Yes. And I'm glad you mentioned Dr. Vlad Ratziu because he, as you know, was part of the GOLDEN study. And with the concerns that I had just mentioned as far as inconsistency across the capabilities of the clinical trial sites that he would know the mistakes and how to avoid them in the ARREST study for Galmed. So, thank you very much for taking my questions.
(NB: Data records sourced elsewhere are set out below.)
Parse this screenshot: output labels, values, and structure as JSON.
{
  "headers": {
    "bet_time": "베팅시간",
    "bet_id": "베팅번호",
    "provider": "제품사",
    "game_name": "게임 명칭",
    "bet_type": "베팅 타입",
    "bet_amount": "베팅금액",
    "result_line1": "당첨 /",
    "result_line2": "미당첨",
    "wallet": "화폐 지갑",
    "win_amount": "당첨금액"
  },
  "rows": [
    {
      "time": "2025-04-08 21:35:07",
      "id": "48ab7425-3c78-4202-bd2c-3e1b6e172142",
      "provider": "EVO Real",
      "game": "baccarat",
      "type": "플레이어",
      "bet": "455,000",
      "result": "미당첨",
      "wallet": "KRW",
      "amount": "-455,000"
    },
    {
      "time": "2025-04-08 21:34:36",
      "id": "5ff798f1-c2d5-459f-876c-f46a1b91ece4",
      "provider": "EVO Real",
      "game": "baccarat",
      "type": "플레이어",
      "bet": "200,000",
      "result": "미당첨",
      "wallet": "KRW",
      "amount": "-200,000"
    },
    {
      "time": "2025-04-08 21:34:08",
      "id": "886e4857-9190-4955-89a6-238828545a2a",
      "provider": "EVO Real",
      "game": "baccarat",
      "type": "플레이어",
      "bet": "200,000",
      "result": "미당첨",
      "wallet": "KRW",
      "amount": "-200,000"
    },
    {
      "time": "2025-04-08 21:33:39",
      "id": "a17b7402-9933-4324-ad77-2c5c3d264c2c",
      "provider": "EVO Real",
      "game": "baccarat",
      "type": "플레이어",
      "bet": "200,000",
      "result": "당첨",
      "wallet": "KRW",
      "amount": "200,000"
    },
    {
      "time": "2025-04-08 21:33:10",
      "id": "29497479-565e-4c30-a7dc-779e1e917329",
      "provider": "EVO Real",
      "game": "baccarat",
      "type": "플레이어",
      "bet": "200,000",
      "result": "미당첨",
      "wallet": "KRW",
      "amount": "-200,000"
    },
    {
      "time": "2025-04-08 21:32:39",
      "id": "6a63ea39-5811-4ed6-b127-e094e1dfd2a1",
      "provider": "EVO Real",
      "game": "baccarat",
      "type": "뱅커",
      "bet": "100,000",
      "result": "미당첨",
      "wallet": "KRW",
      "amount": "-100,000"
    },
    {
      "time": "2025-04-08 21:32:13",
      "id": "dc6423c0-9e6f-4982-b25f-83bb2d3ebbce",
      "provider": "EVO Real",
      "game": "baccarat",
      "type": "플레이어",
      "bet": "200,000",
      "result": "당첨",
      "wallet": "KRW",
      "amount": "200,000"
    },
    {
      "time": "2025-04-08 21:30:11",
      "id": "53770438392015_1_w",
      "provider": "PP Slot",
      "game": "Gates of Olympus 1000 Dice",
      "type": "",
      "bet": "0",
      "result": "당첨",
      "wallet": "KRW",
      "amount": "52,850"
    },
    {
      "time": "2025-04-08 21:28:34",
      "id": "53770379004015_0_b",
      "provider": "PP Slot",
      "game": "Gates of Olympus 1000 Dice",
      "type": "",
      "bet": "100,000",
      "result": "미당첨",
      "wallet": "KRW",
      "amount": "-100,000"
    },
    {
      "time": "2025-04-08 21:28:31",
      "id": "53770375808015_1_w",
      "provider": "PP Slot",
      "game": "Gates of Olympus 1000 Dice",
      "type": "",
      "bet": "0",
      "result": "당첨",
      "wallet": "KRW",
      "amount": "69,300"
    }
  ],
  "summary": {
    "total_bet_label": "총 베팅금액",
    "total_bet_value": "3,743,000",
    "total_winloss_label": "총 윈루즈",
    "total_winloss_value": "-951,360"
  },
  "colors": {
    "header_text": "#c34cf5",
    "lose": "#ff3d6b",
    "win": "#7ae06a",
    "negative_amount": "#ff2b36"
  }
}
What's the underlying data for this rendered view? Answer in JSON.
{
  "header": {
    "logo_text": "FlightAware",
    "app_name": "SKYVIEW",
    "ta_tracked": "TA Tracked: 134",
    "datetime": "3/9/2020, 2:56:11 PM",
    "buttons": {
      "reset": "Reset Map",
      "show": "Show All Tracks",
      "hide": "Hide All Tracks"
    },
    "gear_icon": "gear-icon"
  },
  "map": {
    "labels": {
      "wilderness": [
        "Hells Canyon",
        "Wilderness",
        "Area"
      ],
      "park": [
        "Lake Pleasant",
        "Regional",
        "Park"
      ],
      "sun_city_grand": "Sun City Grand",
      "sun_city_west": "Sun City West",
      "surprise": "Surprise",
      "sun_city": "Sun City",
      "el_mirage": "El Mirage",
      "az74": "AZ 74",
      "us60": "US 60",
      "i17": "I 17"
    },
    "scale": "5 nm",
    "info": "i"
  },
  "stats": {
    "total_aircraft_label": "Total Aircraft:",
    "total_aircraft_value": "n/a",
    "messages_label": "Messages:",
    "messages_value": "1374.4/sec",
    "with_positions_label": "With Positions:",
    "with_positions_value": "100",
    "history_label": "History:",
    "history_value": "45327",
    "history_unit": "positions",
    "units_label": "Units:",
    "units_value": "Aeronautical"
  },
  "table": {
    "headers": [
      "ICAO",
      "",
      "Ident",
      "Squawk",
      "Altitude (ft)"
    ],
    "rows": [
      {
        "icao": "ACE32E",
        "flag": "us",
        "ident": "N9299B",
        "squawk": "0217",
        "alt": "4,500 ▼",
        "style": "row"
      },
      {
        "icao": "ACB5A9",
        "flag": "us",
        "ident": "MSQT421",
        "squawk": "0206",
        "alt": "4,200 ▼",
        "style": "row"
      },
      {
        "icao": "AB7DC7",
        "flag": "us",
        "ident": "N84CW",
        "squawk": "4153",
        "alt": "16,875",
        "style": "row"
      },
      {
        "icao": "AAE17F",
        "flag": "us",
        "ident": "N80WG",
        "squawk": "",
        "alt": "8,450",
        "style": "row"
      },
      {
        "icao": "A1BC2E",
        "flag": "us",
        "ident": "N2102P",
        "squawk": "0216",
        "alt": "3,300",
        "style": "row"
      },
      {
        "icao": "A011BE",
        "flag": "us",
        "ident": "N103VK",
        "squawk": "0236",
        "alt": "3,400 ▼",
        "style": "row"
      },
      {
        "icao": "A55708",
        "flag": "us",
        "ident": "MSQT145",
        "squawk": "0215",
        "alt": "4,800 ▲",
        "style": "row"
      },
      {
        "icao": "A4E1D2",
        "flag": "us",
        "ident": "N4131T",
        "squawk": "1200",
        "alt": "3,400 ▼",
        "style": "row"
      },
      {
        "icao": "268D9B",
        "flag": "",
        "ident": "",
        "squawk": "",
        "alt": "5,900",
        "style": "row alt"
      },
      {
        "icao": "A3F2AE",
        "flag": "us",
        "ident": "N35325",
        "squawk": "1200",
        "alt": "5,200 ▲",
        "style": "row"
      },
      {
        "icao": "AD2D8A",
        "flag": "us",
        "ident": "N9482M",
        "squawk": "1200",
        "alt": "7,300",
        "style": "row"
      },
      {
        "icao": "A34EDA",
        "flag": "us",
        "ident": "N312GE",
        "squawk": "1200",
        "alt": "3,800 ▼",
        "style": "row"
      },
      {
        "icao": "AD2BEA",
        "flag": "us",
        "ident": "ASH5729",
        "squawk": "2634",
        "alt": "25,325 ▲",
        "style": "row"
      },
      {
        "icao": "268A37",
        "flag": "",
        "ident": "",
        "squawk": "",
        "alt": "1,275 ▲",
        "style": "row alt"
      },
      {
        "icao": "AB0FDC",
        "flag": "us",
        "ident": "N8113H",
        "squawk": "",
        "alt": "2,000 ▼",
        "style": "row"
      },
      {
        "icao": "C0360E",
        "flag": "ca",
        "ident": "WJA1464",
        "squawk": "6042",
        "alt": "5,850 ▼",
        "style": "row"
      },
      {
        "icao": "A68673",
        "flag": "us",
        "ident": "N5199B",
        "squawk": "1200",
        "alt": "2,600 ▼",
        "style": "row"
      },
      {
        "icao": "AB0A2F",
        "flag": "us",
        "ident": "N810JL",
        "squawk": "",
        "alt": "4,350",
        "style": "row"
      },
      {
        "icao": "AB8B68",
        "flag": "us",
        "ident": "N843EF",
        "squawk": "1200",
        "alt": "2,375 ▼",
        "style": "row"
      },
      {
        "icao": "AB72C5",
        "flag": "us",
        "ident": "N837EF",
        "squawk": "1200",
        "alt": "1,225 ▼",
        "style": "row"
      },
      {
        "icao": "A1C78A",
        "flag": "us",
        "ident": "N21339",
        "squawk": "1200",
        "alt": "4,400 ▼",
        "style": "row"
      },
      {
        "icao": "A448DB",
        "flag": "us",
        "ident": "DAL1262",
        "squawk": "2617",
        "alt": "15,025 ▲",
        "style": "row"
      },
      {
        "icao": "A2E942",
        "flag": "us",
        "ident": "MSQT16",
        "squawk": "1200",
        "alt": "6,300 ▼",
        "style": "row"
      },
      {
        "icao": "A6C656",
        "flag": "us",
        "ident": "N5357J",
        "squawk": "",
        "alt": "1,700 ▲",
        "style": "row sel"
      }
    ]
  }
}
Yes. Absolutely. And, Vernon, we should also, I think, for the benefit -- we should also remember that the GOLDEN study was designed a number of years ago. And then maybe borderline NASH was still acceptable and which is clearly following the September 2013 workshop. Already it was made clear to everyone that the right population is only severe NASH as we have in our study, not 4 and above. And this is unfortunate. This is when we said that we had a privilege that -- in fact, the way it's paid for us by some of our other competitors is exactly what happened. We have the benefit of starting later, learning from other's mistakes.

Yes, I think so. And good luck and look forward to the next update.

Thank you, and look forward to see you soon.

(Operator Instructions) It appears at this time we have no additional telephone questions. I would like to turn the conference back over to Mr. Allen Baharaff for any additional closing remarks or comments.

I would just would like to thank you all again for your continued support over the last year. And as Josh mentioned earlier, we are always available for you for any questions. Josh, myself, Maya. Any question you might have, clarifications. We are -- we try to come as often as possible to the US and available in all other means. And thank you again for joining us today.

Ladies and gentlemen, this does conclude today's conference. And we do thank you for your participation.